Take a vacation for new ideas!
21st Nov 2012
Go on vacation! Take a trip somewhere and rejuvenate your creative side. I do this all the time and it’s not because I’m lazy. I do this to search for new ideas. I like to take myself out of my comfort zone every now and then just to see if I can discover something new. The mere idea of taking a trip helps my productivity because I know I’ll have a better time if my work is caught up and I’m free from the thought that I should be working. So I work better before I go.
Executives from large corporations strongly believe in the need to rejuvenate creativity that they take the entire senior staff on interesting weeklong retreats for this very purpose. Some companies like Google, Facebook and Epic Systems build incredible campuses filled with fascinating features and structures like outdoor movie theaters and giant tree houses just to keep the minds of employees sharp and fresh.
New ideas can come from anywhere. In the early1950’s Ruth Handler spent countless hours watching her young daughter Barbara, play with paper dolls. Although the cut out dolls looked like children Handler noticed that Barbara often gave her dolls adult roles. Sometimes she would play waitress with the paper figures or pretend that one of the paper dolls was a mother. Handler’s observation went on for quite some time before she had a “crazy idea”. Handler discovered that her daughter was projecting the dream of her own future as an adult woman when playing with paper dolls. Handler had her ‘ah ha’ moment!

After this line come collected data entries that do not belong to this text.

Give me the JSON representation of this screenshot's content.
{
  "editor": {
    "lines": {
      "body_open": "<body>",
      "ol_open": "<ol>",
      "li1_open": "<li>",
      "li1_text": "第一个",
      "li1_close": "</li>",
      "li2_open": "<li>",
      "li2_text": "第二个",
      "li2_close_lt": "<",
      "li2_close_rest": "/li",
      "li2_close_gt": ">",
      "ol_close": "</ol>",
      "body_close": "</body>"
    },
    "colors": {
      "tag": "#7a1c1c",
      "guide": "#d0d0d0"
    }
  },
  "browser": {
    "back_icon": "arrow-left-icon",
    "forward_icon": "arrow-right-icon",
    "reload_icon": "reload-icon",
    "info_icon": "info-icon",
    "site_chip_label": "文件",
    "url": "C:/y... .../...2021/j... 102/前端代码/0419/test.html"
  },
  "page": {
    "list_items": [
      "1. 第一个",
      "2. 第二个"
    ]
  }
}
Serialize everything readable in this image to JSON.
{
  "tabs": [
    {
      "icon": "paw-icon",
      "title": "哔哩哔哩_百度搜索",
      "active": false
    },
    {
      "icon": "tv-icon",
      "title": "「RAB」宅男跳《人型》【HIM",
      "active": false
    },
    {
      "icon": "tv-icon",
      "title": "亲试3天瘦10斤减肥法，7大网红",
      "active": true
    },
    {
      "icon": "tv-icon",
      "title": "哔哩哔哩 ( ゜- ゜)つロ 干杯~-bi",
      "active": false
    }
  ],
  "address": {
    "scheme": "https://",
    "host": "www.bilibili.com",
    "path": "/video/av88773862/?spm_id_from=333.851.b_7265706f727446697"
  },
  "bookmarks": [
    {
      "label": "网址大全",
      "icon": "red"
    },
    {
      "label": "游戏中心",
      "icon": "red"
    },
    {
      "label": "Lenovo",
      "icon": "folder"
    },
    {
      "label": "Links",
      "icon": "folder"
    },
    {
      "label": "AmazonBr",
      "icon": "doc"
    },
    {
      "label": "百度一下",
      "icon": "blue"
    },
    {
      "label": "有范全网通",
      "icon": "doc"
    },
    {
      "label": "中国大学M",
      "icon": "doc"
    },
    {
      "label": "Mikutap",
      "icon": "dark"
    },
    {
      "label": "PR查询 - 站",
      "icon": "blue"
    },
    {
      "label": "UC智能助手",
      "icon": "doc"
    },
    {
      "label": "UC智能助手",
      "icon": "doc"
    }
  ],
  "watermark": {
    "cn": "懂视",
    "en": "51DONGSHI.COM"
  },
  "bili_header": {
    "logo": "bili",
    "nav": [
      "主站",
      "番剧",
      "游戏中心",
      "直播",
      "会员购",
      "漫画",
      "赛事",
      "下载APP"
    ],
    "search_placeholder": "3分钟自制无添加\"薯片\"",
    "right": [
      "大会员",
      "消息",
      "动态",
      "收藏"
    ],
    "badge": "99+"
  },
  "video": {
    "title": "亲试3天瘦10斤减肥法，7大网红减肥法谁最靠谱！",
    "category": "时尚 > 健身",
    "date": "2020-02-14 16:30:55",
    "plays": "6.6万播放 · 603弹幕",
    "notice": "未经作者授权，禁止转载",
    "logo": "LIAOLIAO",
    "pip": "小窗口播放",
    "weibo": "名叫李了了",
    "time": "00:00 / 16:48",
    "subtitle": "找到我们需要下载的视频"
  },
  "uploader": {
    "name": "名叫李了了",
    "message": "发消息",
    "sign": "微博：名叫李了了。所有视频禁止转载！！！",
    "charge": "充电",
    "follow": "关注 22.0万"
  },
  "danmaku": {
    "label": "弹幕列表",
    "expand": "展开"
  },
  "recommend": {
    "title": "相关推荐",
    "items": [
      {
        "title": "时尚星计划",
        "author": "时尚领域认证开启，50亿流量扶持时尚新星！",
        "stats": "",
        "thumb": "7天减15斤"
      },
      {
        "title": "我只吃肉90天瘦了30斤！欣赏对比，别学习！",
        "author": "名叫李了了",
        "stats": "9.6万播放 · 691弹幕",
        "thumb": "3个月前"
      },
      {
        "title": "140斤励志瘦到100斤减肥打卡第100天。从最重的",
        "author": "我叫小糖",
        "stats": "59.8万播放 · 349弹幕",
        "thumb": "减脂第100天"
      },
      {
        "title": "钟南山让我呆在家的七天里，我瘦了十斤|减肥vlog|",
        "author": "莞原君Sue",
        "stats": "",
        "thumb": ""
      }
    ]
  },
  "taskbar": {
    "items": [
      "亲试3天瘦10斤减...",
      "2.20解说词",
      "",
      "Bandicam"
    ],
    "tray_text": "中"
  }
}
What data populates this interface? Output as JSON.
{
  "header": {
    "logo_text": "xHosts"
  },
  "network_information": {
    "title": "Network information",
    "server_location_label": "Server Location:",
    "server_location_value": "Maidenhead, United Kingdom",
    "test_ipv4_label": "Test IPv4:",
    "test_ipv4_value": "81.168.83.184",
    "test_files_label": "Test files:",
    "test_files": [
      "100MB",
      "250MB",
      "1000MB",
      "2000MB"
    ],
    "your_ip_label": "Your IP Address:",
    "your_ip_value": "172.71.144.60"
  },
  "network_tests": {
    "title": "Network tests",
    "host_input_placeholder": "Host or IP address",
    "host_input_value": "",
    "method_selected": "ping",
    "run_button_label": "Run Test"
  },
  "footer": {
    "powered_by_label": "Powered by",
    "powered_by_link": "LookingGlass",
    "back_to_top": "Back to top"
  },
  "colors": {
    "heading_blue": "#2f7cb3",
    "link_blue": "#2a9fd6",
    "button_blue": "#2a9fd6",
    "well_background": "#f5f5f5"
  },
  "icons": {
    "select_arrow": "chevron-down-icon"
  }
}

At the time Handler’s husband was an executive at the Mattel toy company when Ruth suggested that the company should create a doll that looked like an adult. He scoffed at the idea saying little girls don’t want to play with grownups! Besides, what did Ruth know about the toy business? You can almost hear the conversation.

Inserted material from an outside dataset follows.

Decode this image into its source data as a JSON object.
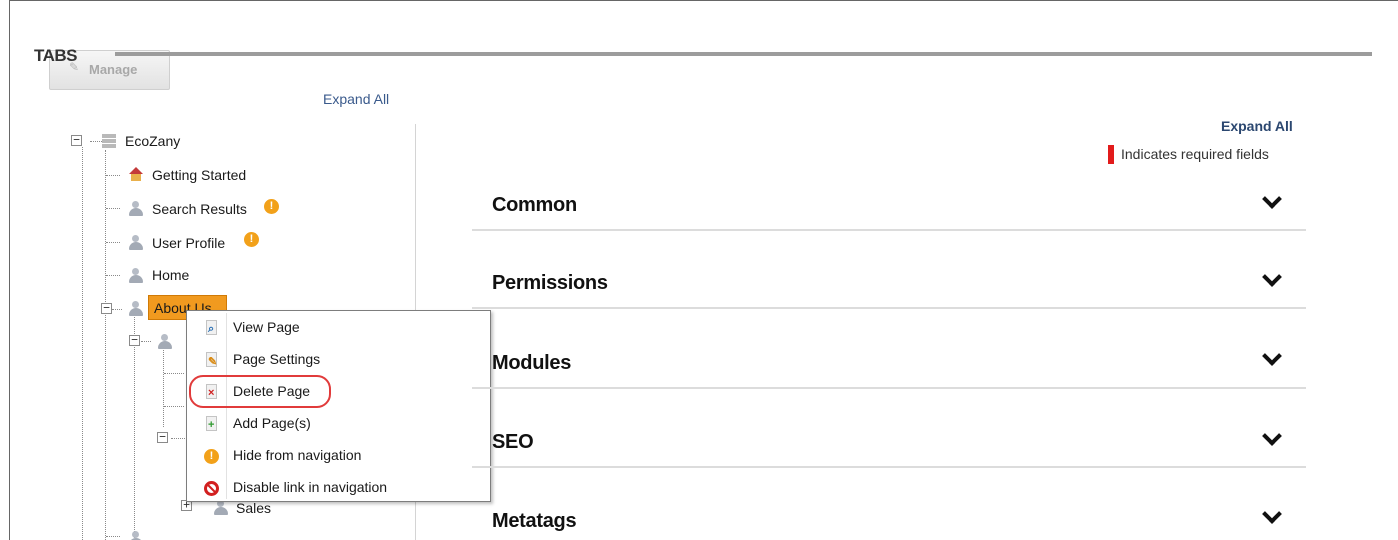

It wasn’t until the summer of 1956 when the Handler family was on vacation is Switzerland when everything changed. Ruth was wandering around a little town when she noticed a strange doll in the window of a cigarette shop. The doll was eleven inches tall and platinum blond hair long legs and an ample bosom. The dolls name was Bild Lili. Ruth didn’t speak German and didn’t realize that the doll was actually a sex symbol sold to middle-aged men, which was why it was sold in tobacco shops and bars. She didn’t know what she was looking at but thought it was a perfect doll for her daughter.
Ruth continued to lobby her husband about the doll and it wasn’t until 1959 that Mattel built it’s first version of the Barbie doll. At first the doll was a flop-Sears refused to carry a children’s product with “feminine curves” – but sales steadily increased. Before long, the plastic toy became a cultural icon beloved by little girls, burned by feminists and immortalized by Warhol. Mattel has since sold more than a billion Barbie’s – a solicitous German figurine is now one of the most popular toys in the world.
What is interesting here is the course of events that lead to this new discovery. Ruth was on vacation she didn’t speak the language and if she did she would have immediately known that the doll was a sex symbol and she wouldn’t have thought it could have been a toy for her daughter. She was an outsider and way out of her comfort zone. If she were a Mattel executive she would have never thought the buxom doll could be a toy for children. All the negatives would have taken over her thought process.
Ruth was an outsider looking in and she wasn’t hindered by what would work and what wouldn’t. She had an early idea and ran with it.
Go on vacation and see what happens. New ideas for how to do just about anything can be discovered this way.